Names have no intrinsic reality. One agrees to use a certain
name and issues an order that it shall be applied to a certain
reality, and if the agreement is abided by and become a
matter of custom, then it may be said to be a real name…”
II.2.4 Xunzi’s Teachings:
“Rectification of Names”
• “故王者之制名,名定而實辨,道行而志通,則慎率民而一
焉…名無固宜,約之以命,約定俗成謂之宜,異於約則謂
不宜.名無固實,約之以命實,約定俗成謂之實名.”
• Comment: The rectification of names was a
common topic among ancient Chinese thoughts.
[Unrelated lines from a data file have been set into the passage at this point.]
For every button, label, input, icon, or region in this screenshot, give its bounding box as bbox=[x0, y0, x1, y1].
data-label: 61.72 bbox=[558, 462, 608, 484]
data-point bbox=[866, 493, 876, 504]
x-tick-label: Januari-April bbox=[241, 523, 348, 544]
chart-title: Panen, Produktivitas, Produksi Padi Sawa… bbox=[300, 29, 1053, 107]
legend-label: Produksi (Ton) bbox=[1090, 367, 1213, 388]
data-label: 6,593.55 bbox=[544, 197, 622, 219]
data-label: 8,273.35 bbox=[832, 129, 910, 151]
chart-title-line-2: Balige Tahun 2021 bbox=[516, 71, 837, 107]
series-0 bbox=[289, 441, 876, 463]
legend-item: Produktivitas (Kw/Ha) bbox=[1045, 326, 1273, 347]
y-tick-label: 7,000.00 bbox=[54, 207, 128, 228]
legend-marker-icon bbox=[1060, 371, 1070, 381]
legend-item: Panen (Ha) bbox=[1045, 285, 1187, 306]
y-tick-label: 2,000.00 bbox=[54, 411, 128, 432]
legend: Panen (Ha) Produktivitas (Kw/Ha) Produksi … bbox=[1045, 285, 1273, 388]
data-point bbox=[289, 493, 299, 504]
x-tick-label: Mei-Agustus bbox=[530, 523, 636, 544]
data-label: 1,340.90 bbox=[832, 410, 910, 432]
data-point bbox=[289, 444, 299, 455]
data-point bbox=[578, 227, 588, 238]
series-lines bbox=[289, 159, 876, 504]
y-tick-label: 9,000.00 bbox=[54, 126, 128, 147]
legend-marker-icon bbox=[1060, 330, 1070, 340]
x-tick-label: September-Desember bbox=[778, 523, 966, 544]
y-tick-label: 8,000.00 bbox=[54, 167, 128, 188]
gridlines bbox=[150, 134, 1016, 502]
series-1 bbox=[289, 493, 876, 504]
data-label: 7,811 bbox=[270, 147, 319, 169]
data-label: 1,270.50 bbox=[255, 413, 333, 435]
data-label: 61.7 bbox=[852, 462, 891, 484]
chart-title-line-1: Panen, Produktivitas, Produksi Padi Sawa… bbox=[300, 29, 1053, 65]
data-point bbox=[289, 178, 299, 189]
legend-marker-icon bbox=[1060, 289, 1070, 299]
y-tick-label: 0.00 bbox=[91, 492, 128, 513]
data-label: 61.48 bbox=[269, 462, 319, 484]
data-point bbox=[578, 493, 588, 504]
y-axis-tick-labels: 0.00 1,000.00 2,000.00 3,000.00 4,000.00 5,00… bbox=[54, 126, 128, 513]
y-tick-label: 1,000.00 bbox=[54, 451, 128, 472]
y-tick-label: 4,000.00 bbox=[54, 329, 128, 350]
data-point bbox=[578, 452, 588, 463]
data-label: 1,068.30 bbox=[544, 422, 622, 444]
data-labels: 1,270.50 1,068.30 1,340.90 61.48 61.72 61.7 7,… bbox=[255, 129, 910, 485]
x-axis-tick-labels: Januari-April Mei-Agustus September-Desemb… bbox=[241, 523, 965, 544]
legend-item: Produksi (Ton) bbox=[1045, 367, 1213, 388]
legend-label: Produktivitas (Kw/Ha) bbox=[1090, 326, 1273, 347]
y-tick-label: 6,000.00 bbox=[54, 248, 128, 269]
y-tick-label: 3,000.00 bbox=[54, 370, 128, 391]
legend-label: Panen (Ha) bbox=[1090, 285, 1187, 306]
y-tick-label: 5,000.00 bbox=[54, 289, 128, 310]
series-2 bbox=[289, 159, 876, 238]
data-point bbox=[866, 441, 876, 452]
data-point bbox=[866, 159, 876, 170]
Yet only in Xunzi, did it develop into some sort o
systematic logical theory. Whereas in other
schools the interest is chiefly social or moral, in
Xunzi it is predominantly logical. This is the
nearest approach to logic in ancient Chinese
philosophy.
II.2.5 Xunzi’s Teachings: “The
Nature of Man is Evil”性惡篇
• “The nature of man is evil; his goodness is the
result of his (artificial) activity. Now, man’s
inborn nature is seek for gain. If this tendency is
followed, strife and rapacity result and deference
and compliance disappear. By inborn nature one is
envious and hates others. If these tendencies
are followed, injury and destruction result and
loyalty and faithfulness disappear. By inborn
nature one possesses the desires of eye and ear
and likes sound and beauty. If these tendencies
are followed, lewdness and licentiousness result,
and the pattern and order of propriety and…
II.2.5 Xunzi’s Teachings:
“The Nature of Man is Evil”
• “righteousness disappear. Therefore to follow
man’s nature and feelings will inevitably result in
strife and rapacity, combine with rebellion and
disorder, and end in violence. Therefore there
must be the civilizing influence of teachers and
laws and the guidance of propriety and
righteousness, and then it will result in deference
and compliance, combine with pattern and order,
and end in discipline. It is clear that the nature
of man is evil and that his goodness is the result
of activity.” (Xunzi ch.23)
II.2.5 Xunzi’s Teachings:
“The Nature of Man is Evil”
• “人之性惡,其善者偽也.今人之性,生而有好利焉,
順是,故爭奪生而辭讓亡焉;生而有疾惡焉,順是,
故殘賊生而忠信亡焉;生而有耳目之欲,有好聲
色焉,順是,故淫亂生而禮義文理亡焉.然則從人
之性,順人之情,必出於爭奪,今於犯文亂理而歸
於暴.故必將有師法之化,禮義之道,然後出於辭
讓,合於文理而歸於治.用此觀之,然則人之性惡
明矣,其善偽也.”
II.2.5 Xunzi’s Teachings:
“The Nature of Man is Evil”
• Xunzi : li, xue, law= for external
control.
– li shifted from a means of personal
moral cultivation to social control.